Modifying insert slightly, you can get exactly that:

insert :: (Foldable f, Ord a, Applicative c, Monoid (c b)) 
       => f a -> b -> Trie a (c b) -> Trie a (c b)
insert xs v = foldr f b xs where
  b (Trie p c) = Trie (pure v <> p) c
  f e a (Trie n c) = Trie n (Map.alter (Just . a . fold) e c)

pure from Applicative is needed for the “embedding”.

Similarly, the “inserting” for the set-like types isn’t really right. The value argument is out of place. This should be the signature:

add :: (Ord a, Foldable f) 
    => f a -> TrieSet a -> TrieSet a
add :: (Ord a, Foldable f)
    => f a -> TrieBin a -> TrieBin a

In particular, while we have an “empty” thing (0, False) for monoids, we need a “one” thing (1, True) for this function. A semiring2 gives this exact method:

class Monoid a => Semiring a where
  one :: a
  mul :: a -> a -> a
  
instance Num a => Semiring (Sum a) where
  one = 1
  mul = (*)

instance Semiring Any where
  one = Any True
  Any x `mul` Any y = Any (x && y)

This class is kind of like a combination of both monoid wrappers for both Int and Bool. You could take advantage of that:


class (Monoid add, Monoid mult)
  => SemiringIso a add mult | a -> add, a -> mult where
    toAdd    :: a -> add
    fromAdd  :: add -> a
    toMult   :: a -> mult
    fromMult :: mult -> a
  
(<+>), (<.>) :: SemiringIso a add mult => a -> a -> a

x <+> y = fromAdd  (toAdd  x <> toAdd  y)
x <.> y = fromMult (toMult x <> toMult y)

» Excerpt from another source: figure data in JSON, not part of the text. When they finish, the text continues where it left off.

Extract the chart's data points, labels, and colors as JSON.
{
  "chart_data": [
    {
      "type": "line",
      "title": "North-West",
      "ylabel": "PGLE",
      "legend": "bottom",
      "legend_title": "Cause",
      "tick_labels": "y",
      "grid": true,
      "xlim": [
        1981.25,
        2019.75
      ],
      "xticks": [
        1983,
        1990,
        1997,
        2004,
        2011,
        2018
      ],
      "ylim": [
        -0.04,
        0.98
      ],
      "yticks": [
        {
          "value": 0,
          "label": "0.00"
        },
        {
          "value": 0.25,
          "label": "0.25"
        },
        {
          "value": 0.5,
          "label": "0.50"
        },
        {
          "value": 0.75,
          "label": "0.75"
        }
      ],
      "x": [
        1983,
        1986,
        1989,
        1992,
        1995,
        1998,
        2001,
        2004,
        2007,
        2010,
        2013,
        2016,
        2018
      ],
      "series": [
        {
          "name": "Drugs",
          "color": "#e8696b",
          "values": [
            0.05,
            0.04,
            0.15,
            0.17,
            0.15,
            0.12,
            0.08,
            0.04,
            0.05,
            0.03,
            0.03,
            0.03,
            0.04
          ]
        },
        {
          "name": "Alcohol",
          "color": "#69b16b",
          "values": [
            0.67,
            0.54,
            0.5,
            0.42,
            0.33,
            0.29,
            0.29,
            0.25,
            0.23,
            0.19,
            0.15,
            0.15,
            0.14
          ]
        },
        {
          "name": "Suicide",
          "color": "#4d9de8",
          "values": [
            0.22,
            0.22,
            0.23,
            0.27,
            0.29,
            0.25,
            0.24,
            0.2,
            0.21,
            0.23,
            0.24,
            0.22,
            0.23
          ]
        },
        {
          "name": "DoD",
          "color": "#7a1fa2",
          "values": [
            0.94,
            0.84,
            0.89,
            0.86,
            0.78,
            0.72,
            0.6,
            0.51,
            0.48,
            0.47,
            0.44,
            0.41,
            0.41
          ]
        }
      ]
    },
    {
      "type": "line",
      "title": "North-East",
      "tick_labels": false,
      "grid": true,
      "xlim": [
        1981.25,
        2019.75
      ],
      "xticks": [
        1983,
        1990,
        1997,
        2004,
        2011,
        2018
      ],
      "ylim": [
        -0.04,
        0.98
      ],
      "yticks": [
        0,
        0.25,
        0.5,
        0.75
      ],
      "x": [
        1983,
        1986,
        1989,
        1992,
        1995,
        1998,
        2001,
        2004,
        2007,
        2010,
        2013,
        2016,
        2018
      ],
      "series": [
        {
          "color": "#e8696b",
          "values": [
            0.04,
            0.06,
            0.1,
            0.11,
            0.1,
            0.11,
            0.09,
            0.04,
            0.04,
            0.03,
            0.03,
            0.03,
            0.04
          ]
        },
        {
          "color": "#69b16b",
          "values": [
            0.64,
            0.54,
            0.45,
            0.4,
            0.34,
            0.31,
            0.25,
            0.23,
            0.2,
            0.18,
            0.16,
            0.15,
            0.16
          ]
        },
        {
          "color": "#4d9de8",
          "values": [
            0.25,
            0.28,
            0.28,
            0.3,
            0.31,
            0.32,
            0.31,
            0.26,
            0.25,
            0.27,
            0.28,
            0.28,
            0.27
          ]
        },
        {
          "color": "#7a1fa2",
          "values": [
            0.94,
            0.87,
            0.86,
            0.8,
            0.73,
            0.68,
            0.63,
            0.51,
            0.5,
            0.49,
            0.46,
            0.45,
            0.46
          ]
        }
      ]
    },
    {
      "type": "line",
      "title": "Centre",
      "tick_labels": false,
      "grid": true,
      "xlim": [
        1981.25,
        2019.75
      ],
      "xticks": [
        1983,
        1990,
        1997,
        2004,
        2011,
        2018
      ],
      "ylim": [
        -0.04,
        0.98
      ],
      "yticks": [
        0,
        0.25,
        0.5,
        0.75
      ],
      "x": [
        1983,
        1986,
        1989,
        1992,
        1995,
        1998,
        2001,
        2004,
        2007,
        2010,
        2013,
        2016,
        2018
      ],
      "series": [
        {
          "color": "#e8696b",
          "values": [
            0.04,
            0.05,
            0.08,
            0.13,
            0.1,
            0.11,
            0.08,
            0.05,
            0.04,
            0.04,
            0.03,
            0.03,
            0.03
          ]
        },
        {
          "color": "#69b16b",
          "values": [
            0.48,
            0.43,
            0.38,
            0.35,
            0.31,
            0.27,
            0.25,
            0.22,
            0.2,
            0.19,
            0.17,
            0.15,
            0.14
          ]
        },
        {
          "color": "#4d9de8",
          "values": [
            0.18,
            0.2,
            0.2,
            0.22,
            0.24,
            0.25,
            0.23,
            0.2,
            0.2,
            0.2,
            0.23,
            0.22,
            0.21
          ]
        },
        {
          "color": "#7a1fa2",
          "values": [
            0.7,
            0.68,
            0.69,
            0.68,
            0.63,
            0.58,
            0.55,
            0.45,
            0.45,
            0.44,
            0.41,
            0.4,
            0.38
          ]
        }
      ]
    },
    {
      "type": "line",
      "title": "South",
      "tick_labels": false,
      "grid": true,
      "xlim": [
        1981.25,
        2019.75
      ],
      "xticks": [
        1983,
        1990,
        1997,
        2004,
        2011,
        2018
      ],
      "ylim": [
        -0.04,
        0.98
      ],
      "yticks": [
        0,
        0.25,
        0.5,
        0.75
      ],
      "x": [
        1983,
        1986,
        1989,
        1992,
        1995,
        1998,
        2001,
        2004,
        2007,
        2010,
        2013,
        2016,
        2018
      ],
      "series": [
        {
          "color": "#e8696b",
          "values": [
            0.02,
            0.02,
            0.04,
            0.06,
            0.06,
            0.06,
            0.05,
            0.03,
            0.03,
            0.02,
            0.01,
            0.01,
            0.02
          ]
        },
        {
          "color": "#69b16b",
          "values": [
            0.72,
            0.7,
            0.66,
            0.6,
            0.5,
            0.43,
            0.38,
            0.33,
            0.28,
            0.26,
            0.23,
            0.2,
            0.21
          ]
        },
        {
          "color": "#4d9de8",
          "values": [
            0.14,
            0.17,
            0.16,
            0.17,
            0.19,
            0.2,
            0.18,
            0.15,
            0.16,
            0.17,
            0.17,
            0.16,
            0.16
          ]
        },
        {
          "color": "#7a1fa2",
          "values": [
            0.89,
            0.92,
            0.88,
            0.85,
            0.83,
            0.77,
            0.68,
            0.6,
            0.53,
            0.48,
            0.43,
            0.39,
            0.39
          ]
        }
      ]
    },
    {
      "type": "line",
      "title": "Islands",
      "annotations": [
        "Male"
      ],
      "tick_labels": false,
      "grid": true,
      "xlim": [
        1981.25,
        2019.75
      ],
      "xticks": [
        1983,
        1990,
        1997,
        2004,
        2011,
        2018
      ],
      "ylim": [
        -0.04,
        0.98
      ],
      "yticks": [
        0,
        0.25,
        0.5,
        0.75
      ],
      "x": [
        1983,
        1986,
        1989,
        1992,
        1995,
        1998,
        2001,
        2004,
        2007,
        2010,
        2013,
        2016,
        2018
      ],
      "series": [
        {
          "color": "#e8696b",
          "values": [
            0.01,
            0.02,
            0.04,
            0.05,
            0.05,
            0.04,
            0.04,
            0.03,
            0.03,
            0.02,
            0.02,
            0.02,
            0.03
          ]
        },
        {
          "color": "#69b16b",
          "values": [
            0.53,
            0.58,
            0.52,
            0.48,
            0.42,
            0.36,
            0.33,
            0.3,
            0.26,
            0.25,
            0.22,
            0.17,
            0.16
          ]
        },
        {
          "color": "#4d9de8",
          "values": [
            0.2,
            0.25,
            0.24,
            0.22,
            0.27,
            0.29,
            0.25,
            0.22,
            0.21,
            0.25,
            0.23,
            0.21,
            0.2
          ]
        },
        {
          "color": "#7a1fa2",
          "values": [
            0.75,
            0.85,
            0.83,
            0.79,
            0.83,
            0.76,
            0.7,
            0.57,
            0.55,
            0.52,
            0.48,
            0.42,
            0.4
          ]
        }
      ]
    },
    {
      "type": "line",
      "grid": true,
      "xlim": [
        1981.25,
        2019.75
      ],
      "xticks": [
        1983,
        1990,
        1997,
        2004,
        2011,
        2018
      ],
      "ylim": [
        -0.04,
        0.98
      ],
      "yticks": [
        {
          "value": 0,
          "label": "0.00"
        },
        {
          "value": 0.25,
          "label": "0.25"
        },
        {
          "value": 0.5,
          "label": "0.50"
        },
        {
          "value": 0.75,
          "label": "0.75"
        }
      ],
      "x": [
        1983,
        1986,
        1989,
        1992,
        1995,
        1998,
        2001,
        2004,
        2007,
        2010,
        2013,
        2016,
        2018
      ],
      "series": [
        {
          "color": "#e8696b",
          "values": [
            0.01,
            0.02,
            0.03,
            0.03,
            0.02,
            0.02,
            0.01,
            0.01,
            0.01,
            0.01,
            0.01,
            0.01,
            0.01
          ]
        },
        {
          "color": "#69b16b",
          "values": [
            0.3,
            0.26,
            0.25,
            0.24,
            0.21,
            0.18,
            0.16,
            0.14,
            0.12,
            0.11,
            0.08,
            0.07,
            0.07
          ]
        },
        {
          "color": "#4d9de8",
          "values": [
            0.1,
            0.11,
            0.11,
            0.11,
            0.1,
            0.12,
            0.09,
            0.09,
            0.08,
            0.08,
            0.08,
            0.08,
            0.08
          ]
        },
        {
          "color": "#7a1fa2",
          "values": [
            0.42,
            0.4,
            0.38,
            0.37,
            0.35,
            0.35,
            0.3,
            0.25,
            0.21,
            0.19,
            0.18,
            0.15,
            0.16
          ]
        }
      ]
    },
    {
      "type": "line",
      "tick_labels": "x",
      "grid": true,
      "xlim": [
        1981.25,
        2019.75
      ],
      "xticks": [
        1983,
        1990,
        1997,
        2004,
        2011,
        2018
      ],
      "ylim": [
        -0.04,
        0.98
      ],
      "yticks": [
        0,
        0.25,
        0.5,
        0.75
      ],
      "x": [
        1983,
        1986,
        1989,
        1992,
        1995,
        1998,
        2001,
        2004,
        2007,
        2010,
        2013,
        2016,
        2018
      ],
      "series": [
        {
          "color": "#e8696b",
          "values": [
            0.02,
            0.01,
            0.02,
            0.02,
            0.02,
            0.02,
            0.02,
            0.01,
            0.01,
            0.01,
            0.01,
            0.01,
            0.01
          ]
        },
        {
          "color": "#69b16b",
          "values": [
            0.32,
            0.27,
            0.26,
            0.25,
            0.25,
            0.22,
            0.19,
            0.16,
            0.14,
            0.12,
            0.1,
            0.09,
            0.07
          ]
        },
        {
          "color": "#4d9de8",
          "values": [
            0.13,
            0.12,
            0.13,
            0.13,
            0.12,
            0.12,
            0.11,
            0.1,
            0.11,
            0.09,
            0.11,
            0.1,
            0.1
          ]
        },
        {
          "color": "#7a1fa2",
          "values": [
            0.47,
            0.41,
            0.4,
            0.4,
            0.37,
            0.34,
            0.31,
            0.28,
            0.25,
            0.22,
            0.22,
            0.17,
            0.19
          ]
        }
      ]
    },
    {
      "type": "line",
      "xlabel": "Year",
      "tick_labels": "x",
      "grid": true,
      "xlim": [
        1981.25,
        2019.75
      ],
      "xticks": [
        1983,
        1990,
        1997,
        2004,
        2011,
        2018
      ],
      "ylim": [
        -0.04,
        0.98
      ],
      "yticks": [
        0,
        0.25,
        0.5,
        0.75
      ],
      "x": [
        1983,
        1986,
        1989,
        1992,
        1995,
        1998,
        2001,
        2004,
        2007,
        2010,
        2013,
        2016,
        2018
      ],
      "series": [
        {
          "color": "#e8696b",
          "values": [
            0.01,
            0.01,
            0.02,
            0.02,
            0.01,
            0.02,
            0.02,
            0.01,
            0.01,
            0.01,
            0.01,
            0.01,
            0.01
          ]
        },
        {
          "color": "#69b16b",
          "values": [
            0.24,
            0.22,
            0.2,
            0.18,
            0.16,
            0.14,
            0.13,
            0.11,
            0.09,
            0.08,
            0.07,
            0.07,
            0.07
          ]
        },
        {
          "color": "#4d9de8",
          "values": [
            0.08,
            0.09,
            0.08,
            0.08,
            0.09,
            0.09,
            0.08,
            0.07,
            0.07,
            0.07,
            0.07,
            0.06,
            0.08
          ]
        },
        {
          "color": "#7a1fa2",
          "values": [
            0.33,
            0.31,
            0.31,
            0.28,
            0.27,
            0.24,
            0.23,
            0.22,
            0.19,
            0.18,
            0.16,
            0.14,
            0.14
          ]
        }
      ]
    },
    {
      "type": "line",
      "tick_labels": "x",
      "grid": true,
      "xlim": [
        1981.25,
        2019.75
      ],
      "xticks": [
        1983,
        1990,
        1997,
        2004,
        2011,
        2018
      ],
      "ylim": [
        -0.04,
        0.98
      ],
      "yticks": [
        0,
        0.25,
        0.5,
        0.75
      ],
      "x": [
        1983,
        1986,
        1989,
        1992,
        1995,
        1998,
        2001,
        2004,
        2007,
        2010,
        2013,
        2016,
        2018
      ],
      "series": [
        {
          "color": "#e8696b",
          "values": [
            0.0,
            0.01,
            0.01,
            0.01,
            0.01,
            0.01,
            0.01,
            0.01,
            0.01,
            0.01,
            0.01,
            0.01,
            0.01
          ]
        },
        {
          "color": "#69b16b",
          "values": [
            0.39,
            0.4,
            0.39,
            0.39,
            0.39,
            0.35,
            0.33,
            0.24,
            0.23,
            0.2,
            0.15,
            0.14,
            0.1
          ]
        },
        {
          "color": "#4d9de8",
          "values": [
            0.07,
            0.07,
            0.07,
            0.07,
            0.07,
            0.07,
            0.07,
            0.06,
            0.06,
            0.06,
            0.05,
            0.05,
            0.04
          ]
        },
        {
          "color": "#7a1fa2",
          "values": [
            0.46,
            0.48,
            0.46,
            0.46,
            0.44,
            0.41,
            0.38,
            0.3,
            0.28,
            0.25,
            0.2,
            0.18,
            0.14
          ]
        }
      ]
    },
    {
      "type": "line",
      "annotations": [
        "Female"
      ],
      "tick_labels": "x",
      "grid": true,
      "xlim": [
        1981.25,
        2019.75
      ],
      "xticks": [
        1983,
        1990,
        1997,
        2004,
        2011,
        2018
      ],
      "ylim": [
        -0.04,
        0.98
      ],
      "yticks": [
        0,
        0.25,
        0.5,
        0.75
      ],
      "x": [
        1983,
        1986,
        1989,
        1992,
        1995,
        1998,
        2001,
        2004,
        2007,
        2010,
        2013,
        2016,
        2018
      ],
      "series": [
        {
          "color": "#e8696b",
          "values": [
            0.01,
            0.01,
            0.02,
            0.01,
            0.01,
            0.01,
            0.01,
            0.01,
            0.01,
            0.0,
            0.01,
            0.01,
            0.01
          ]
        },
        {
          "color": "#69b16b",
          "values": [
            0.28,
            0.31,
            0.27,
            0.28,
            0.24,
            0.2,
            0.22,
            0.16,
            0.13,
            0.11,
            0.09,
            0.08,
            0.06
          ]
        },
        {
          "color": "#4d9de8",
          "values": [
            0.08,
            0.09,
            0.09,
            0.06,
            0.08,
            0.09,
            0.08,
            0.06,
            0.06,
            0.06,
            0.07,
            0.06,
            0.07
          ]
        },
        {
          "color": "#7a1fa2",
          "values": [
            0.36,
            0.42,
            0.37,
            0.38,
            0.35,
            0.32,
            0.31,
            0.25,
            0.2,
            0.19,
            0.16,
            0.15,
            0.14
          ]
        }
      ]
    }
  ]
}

instance SemiringIso Int (Sum Int) (Product Int) where
  toAdd    = Sum
  fromAdd  = getSum
  toMult   = Product
  fromMult = getProduct

instance SemiringIso Bool Any All where
  toAdd    = Any
  fromAdd  = getAny
  toMult   = All
  fromMult = getAll

But it seems like overkill.

Anyway, assuming that we have the functions from Semiring, here’s the add function:

add :: (Foldable f, Ord a, Semiring b) 
    => f a -> Trie a b -> Trie a b
add xs = foldr f b xs where
  b (Trie p c) = Trie (one <> p) c
  f e a (Trie n c) = 
    Trie n (Map.alter (Just . a . fold) e c)

Now, expressions can be built up without specifying the specific monoid implementation, and the whole behaviour can be changed with a type signature:

instance (Ord a, Semiring b) => IsList (Trie a b) where
  type Item (Trie a b) = [a]
  fromList = foldr add mempty
  toList = undefined
ans :: Semiring b => b
ans = lookup "abc" (fromList ["abc", "def", "abc", "ghi"])
ans :: Sum Int
Sum {getSum = 2}
ans :: Any
Any {getAny = True}

Slightly fuller implementations of all of these are available here.


  1. Kind of like program inference in lieu of type inference

  2. This isn’t really a very good definition of semiring. While Haskell doesn’t have this class in base, Purescript has it in their prelude.